Capacitor
Native BridgeCapacitor is a native runtime that lets you deploy web applications as native mobile apps on iOS and Android, with optional desktop support. Built by the Ionic team, Capacitor acts as a bridge between your web code and native device APIs, camera, GPS, push notifications, biometrics, file system, and more. Unlike older hybrid approaches like Cordova, Capacitor treats the native project as a first-class citizen: you have direct access to the Xcode and Android Studio projects, making it easy to add native code or third-party SDKs when needed. For custom web application development, Capacitor is ideal when a client has a web app and wants to ship it to app stores without rebuilding the entire frontend in Swift or Kotlin.

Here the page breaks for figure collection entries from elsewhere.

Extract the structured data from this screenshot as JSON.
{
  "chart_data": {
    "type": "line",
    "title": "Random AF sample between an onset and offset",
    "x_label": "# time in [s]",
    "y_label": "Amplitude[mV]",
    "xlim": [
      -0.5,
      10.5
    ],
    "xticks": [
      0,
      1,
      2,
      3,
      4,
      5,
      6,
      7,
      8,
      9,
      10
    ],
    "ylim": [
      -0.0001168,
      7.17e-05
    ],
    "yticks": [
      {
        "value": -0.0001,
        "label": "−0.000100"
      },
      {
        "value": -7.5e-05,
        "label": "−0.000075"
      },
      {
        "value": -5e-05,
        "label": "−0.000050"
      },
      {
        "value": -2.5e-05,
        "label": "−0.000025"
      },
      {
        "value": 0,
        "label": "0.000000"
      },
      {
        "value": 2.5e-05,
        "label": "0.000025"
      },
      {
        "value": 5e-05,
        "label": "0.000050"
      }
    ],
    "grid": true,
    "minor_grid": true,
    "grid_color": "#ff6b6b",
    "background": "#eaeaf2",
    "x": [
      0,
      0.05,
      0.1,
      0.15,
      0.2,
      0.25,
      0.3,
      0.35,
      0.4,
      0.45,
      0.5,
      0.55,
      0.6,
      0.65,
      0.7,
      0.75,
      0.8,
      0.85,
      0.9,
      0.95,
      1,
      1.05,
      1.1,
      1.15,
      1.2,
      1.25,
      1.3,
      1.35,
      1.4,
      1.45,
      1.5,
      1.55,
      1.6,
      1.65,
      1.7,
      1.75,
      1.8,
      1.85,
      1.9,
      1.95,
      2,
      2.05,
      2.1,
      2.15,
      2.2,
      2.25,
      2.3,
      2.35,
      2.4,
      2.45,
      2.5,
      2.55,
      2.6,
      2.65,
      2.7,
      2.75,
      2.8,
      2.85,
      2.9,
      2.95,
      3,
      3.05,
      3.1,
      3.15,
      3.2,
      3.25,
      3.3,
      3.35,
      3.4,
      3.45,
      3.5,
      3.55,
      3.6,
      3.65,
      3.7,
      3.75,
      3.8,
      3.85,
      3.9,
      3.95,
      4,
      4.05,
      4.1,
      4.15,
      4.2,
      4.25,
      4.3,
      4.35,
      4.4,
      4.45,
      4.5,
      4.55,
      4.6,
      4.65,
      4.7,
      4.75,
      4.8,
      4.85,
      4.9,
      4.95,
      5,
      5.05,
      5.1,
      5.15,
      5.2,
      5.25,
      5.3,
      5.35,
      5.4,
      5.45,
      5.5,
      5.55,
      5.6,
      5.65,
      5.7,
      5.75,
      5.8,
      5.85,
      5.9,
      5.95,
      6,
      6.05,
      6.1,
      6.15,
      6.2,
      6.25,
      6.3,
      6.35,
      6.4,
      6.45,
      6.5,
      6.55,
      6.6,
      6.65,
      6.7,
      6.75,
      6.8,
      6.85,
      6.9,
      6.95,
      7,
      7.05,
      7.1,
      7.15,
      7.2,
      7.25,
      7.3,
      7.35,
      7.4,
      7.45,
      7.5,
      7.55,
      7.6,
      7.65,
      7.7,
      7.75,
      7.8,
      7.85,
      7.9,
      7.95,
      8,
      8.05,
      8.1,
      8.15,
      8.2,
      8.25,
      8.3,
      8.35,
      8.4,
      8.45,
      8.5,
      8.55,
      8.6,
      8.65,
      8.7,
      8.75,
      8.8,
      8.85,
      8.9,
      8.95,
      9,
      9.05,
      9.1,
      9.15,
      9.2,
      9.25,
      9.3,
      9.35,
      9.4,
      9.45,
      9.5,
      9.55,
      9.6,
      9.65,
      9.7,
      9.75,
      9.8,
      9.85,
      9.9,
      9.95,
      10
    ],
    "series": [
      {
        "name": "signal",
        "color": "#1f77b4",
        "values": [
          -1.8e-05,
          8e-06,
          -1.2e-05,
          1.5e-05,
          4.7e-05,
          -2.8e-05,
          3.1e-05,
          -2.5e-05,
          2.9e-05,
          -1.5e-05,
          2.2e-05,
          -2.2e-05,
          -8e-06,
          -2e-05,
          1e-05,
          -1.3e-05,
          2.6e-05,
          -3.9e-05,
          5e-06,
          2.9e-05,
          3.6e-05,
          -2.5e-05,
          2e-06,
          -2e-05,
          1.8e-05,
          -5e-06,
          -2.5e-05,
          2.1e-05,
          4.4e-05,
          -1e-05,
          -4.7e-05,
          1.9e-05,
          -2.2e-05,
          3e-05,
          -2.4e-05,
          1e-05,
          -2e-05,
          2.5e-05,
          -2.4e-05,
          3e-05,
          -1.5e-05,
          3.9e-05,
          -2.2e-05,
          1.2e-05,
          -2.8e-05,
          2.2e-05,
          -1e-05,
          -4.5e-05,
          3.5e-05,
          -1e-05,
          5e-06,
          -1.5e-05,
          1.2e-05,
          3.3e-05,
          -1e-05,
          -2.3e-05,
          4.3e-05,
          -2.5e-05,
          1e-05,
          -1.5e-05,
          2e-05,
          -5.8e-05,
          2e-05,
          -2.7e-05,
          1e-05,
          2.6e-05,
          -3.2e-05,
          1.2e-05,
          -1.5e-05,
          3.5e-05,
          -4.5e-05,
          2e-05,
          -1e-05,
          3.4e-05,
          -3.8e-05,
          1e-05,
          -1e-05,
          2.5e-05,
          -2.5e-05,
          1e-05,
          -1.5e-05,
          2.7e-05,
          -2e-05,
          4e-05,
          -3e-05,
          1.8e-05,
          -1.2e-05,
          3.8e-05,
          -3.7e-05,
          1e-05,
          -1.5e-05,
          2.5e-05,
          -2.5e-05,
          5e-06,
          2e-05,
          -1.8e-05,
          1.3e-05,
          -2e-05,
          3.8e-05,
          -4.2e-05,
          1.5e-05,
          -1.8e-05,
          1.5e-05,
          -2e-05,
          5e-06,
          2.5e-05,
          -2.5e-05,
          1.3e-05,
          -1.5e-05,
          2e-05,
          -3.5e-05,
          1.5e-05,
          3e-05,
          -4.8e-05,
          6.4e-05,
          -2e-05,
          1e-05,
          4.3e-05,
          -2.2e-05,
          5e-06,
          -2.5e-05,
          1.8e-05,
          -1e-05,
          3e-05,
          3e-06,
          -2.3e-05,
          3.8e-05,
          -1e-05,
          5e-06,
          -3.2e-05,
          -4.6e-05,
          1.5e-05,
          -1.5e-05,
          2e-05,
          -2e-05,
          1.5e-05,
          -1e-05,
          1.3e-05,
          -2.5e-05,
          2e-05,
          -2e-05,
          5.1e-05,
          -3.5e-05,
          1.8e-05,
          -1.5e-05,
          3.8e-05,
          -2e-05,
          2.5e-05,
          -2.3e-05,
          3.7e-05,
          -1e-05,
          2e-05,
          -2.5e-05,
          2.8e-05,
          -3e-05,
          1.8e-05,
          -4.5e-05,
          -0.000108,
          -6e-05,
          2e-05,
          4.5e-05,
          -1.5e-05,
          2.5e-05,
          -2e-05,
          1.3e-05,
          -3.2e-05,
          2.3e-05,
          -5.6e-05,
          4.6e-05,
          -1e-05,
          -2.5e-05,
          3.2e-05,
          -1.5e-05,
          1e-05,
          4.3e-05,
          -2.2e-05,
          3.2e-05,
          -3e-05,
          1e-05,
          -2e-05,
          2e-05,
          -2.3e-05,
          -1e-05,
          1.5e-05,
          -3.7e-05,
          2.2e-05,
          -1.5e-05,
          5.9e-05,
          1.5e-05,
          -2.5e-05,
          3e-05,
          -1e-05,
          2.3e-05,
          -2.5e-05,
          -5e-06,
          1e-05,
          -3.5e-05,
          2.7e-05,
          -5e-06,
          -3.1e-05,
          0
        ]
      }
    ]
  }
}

The web code runs in a native WebView, and Capacitor plugins provide the JavaScript-to-native communication layer.
How It Changed Everything
Capacitor was created by the Ionic team, led by Max Lynch and Ben Sperry, and announced in 2018. Ionic had previously relied on Apache Cordova as the native bridge for its mobile framework, but Cordova's aging architecture and slow development cycle were becoming a bottleneck. Max Lynch described Capacitor as a "spiritual successor to Cordova", built from scratch with modern web standards and native tooling in mind. Version 1.0 shipped in May 2019, and adoption was swift among Ionic users who appreciated the cleaner native project management. By version 3, Capacitor had surpassed Cordova in downloads within the Ionic ecosystem.
One Thing Most People Miss
Capacitor plugins work differently from Cordova plugins in a way that surprises most developers migrating between the two. In Cordova, plugins are installed and the native code is injected automatically during the build. In Capacitor, the native project is persistent and plugins are synced into it, meaning you can see, modify, and debug the native code directly in Xcode or Android Studio. This design decision was intentional: the Ionic team found that the "black box" nature of Cordova's native layer was the number-one complaint from developers building production mobile apps.